Inspiration

Ocean pollution continues to impact coastal communities around the world, yet most environmental monitoring systems are reactive. Cleanup efforts often begin only after damage is visible. We wanted to create a STEM-based solution that shifts from reaction to prediction.

OceanGuard was inspired by the idea that if we can forecast environmental damage before it spreads, we can reduce impact and respond more efficiently.

What it does

OceanGuard is an AI-powered web platform that monitors ocean health across major coastal cities and predicts short-term pollution movement.

The system:

Tracks environmental indicators such as debris and kelp density

Forecasts pollution movement 6–48 hours ahead

Identifies high-risk areas

Ranks cleanup urgency

Generates simple AI summaries to help users understand the data

It transforms raw environmental data into actionable insight.

How we built it

We built OceanGuard as a full-stack web application.

The frontend was developed using React and Tailwind CSS to create a clean and interactive interface.
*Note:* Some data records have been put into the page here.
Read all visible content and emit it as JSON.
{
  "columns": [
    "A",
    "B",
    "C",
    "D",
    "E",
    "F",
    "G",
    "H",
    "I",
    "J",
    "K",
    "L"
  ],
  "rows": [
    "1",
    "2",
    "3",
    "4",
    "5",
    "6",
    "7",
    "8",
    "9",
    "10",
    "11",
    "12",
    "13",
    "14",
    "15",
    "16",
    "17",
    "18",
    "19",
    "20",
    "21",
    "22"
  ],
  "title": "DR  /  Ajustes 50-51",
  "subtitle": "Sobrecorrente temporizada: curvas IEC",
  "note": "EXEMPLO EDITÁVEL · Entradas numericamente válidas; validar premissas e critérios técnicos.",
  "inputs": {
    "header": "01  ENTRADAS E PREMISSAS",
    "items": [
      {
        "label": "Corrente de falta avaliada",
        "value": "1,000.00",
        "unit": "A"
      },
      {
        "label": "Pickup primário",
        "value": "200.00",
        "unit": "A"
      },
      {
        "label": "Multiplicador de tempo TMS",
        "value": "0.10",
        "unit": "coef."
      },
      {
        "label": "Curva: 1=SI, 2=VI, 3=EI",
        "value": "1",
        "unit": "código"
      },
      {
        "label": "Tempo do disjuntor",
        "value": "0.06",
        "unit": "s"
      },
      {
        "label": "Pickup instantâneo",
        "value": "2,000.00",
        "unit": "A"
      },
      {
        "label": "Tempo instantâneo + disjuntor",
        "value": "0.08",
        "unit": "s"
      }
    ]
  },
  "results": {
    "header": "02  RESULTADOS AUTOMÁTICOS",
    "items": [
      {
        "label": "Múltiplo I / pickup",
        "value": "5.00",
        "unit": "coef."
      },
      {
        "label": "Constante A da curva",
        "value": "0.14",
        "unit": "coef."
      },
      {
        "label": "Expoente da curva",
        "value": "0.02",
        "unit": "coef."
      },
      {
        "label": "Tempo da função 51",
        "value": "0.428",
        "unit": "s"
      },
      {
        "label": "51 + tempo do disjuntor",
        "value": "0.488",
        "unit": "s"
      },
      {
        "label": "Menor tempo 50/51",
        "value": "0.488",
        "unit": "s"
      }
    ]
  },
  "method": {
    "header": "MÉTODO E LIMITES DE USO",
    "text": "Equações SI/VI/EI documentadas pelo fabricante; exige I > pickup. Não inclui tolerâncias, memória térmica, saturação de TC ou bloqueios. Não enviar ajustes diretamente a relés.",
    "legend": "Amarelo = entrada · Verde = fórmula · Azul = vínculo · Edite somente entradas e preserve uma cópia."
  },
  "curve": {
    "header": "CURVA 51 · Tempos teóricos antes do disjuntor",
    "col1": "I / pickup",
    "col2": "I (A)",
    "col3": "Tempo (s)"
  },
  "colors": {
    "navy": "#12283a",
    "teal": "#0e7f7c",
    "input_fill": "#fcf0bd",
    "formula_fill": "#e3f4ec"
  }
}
A 3D globe visualization allows users to see global environmental connections in a simple way.

The backend uses Node.js and structured databases to manage real-time environmental data. AI models analyze patterns in the data and generate forecasts and readable summaries.

We designed the system to refresh data continuously while keeping performance smooth and responsive.

Challenges we ran into

One major challenge was handling frequent data updates while maintaining a smooth user experience. Predictive systems require real-time processing, and we had to optimize how data was loaded and displayed.

Another challenge was making complex environmental data understandable. We focused on simplifying AI outputs so that users without technical backgrounds could interpret the results.

Accomplishments that we're proud of

We successfully built a working prototype that integrates real-time monitoring, predictive modeling, and interactive visualization into one cohesive system.

We are especially proud that the platform demonstrates both technical depth and practical scalability. It shows how AI can support environmental decision-making in a structured and meaningful way.

What we learned

We learned how important clarity and scalability are in STEM-based solutions. Technology alone is not enough — it must be understandable and applicable to real-world challenges.

We also gained experience integrating AI into a real-time system while maintaining performance and usability.

What's next for Oceanguard

Next, we plan to expand the system to include more coastal regions and integrate live satellite or sensor data feeds.

We also want to partner with environmental organizations and educational institutions so OceanGuard can be used as both a response tool and a STEM learning platform.

Our long-term vision is to scale OceanGuard globally as a predictive environmental monitoring system.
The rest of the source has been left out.